Wireless supply line
The Army is upgrading a wireless system designed to connect theater logisticians directly to their electronic ordering systems, which has been a Defense Department goal since Operation Desert Storm.
The Army is upgrading a wireless system designed to connect theater logisticians directly to their electronic ordering systems, which has been a Defense Department goal since Operation Desert Storm. The wireless system will replace the so-called sneakernet method of soldiers conveying requisition orders through hand-carried computer disks.
The Army’s Enterprise Information Systems Program Executive Office awarded a $43.5 million contract April 8 to Ashburn, Va.-based Telos to manufacture as many as 13,000 second-generation Combat Service Support Automated Information System Interface (CAISI) units. The Army has manufactured more than 8,900 units since 2002, deploying them in Iraq and Afghanistan.
Although the service is still testing its new Telos equipment, it expects that the second-generation devices will generate a Wi-Fi signal of seven miles. A CAISI unit in that Wi-Fi bubble will link to a satellite terminal that can be as far as 32 miles away, with the data throughput averaging more than 15 megabits/sec.

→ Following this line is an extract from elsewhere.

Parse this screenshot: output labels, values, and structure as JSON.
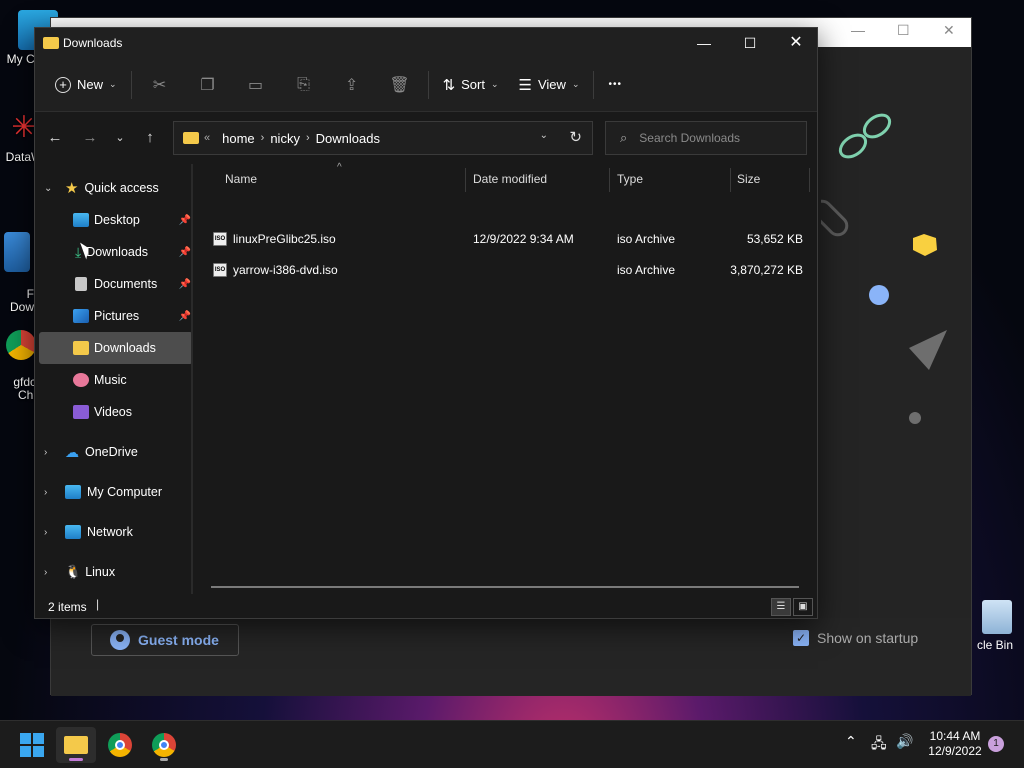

Improvements to the system also include automatic mesh networking between units in the Wi-Fi bubble, said Tom Badders, Telos director of wireless networking.
“It is still a point-to-point system,” he said. Because of the mesh network, units outside line of sight can still communicate with one another. The network is also self-healing, Badders said. “If one node has to be moved away from the environment, the other nodes will self-heal and connect to the closest node to get to the back haul location.”
The system’s wireless signals are encrypted, and that’s one reason why the Army probably decided to stay with Wi-Fi technology rather than ask for a WiMax system, Badders said. WiMax, officially known as IEEE 802.16, is a standard for microwave-based wireless signals that can create a high-speed bubble as large as 30 miles.
“It’s going to be a while before WiMax-compatible devices are certified” for security via a Defense Department-required National Institute of Standards and Technology process, he said. “It’s a little early for DOD to be adopting that right now.”
Each Telos device weighs about 50 pounds, Badders said. Getting logisticians who are in the field electronically hooked up has been a goal of military planners since the need became apparent during Operation Desert Storm. The first attempt, named the Near-Term Fix system, relied on Sun Microsystems workstations and used e-mail messages to forward requisition requests. However, despite the Near-Term Fix’s clunkiness, however, logisticians continued to push to deploy such systems.
As recently as the late 1990s, logisticians complained that field connectivity difficulties forced soldiers to carry computer disks with requisition orders back to garrison in weatherproof containers, usually Ziploc bags.
Logistician connectivity to the field is important, because a backlash builds up when requests for materiel are slow to be satisfied. Frustrated users clog the system with multiple orders, thinking their first request got lost.
Forward-deployed logisticians come under intense pressure to fulfill orders, and that leads to multiple requests, said Herman Washington, a Third Army chief warrant officer. Improvements in speed have increased confidence in the supply chain, he added. At first, it took the Army about 30 days to get repair parts to Iraq. Now, it takes 17 days on average, he added.